Me interrumpieron en seguida, preguntando acerca de Sergio. Les conté la historia de siempre, de cómo había ido alimentando su odio hacia mí por la larga sentencia de prisión. Uno de ellos llamó por radio al hombre del coche, pidiéndole que llamase a Rawlings. Mientras ellos tomaban notas y esperaban al detective, yo recorrí el apartamento contemplando el desorden. Algo estaba mal en la sala, pero no sabía qué. La televisión seguía allí; el estéreo también, pero todos los libros y los discos habían sido arrojados al suelo en una gran montaña extendida.

Parecían faltar unas cuantas cosas pequeñas, pero las únicas cosas que realmente me importaban -los vasos de vino de mi madre- seguían en el armario del comedor. La caja fuerte del armario de la entrada estaba sin tocar; allí seguían el colgante de diamantes y los pendientes. Yo no podía imaginarme a mí misma llevando aquellas delicadas joyas, pero nunca las vendería. Quién sabe; puede que tuviera una hija algún día. Cosas más raras han pasado.

– No toque nada -me advirtió el poli más joven.

– No, no; no iba a hacerlo.

No es que importase. Con nueve mil asesinatos más o menos al año para aclarar, y con agresiones y violaciones a montones, un robo no iba a ser considerado prioritario.

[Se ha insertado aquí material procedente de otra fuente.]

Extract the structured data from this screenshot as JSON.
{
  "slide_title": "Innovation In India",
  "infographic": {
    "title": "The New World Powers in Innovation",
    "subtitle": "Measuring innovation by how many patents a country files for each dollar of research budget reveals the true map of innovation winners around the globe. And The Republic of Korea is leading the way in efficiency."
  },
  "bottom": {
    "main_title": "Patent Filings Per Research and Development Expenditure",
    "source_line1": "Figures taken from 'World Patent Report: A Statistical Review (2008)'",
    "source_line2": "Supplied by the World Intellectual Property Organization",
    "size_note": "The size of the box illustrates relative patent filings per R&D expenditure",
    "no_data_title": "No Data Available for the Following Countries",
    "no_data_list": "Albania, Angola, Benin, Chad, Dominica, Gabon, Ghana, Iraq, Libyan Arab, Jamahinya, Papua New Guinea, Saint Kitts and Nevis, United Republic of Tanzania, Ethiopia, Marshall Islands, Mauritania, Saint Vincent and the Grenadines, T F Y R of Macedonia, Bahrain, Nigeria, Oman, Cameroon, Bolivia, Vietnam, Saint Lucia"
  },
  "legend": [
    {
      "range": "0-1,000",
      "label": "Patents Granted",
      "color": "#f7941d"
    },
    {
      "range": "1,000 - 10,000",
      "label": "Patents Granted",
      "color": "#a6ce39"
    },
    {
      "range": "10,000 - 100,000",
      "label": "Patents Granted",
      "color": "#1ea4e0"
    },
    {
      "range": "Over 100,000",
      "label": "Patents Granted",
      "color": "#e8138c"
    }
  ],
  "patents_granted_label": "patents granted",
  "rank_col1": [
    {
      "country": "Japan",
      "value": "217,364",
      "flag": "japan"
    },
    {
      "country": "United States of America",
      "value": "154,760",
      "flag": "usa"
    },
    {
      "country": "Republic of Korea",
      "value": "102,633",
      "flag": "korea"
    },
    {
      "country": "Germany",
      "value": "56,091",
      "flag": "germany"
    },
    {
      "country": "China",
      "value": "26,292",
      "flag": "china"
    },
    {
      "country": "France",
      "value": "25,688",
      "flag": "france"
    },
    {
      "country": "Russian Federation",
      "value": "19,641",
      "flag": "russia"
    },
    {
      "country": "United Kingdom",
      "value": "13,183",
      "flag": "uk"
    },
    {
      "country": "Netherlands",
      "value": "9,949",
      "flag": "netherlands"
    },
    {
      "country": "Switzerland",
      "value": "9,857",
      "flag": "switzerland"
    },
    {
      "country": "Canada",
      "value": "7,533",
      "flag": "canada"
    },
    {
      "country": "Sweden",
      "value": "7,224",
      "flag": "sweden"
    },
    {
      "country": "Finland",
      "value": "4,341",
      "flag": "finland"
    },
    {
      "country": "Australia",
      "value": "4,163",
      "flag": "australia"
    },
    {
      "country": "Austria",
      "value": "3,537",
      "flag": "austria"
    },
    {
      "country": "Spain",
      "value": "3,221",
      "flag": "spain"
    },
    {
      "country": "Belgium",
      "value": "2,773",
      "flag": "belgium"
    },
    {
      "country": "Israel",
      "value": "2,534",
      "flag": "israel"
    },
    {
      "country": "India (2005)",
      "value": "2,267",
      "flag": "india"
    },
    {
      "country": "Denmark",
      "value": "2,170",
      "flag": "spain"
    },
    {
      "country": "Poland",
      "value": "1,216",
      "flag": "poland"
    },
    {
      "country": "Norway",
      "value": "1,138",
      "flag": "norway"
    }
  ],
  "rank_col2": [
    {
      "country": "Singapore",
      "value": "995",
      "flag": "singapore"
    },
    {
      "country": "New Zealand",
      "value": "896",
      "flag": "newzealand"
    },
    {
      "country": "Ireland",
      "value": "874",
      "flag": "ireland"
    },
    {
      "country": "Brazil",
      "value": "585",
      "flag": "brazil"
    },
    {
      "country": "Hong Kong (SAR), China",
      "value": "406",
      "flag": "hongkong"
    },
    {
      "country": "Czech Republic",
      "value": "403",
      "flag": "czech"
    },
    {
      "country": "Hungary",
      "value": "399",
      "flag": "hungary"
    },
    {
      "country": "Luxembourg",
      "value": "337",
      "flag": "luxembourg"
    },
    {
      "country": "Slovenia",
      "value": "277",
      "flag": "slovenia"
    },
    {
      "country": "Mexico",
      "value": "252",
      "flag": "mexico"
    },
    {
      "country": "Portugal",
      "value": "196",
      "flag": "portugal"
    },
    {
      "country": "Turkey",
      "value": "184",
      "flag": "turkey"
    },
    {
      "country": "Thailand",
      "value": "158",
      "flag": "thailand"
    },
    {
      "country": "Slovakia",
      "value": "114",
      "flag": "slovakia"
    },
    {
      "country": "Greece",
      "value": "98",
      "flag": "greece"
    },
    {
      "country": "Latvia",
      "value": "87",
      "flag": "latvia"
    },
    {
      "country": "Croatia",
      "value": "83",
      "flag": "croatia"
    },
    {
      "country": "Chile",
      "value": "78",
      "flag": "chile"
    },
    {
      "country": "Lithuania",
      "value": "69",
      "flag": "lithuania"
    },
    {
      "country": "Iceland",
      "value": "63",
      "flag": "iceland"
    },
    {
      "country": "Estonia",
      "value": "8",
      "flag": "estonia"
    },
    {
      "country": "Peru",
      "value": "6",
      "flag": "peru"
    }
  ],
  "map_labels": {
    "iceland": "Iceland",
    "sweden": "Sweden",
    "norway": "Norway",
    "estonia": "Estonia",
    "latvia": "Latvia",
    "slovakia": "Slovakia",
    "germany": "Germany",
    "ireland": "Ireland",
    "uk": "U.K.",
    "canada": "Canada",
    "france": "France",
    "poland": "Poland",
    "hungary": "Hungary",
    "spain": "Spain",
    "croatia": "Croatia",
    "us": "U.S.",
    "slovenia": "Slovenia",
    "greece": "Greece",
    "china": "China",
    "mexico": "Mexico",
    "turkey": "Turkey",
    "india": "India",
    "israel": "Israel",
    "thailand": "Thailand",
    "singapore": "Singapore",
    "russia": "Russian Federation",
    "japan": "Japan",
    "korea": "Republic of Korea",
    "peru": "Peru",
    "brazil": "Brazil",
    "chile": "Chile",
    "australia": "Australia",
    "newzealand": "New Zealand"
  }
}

Pero siempre nos parece que la brigada de huellas e investigación conseguirá algo.

La única cosa que no quería que investigasen mucho eran los libros de IckPiff. Volví a la sala a echarles una mirada subrepticia y me di cuenta de lo que estaba mal.

Mi mesita de café suele estar cubierta con ejemplares viejos de The Wall Street Journal, correo que aún no he revisado y un revoltijo de objetos personales. Peter había puesto los libros y el fichero encima de los periódicos. Cuando me marché el día anterior, había vuelto a poner el archivo en precario equilibrio encima del montón. Ahora, no sólo no estaba, sino que faltaban todos los papeles. Alguien lo había recogido todo, los periódicos, las cartas, las revistas y un par de calcetines viejos de correr que había retirado, y se lo había llevado.

– ¿Qué pasa? -preguntó el poli tripudo-. ¿Le falta algo?

No podía hablar de ello. Ni siquiera decir que faltaban mis periódicos viejos. Porque si alguien roba periódicos viejos, tiene que ser porque piensa que escondes algo en ellos.

– No que yo sepa, oficial. Creo que es ahora cuando está empezando a afectarme.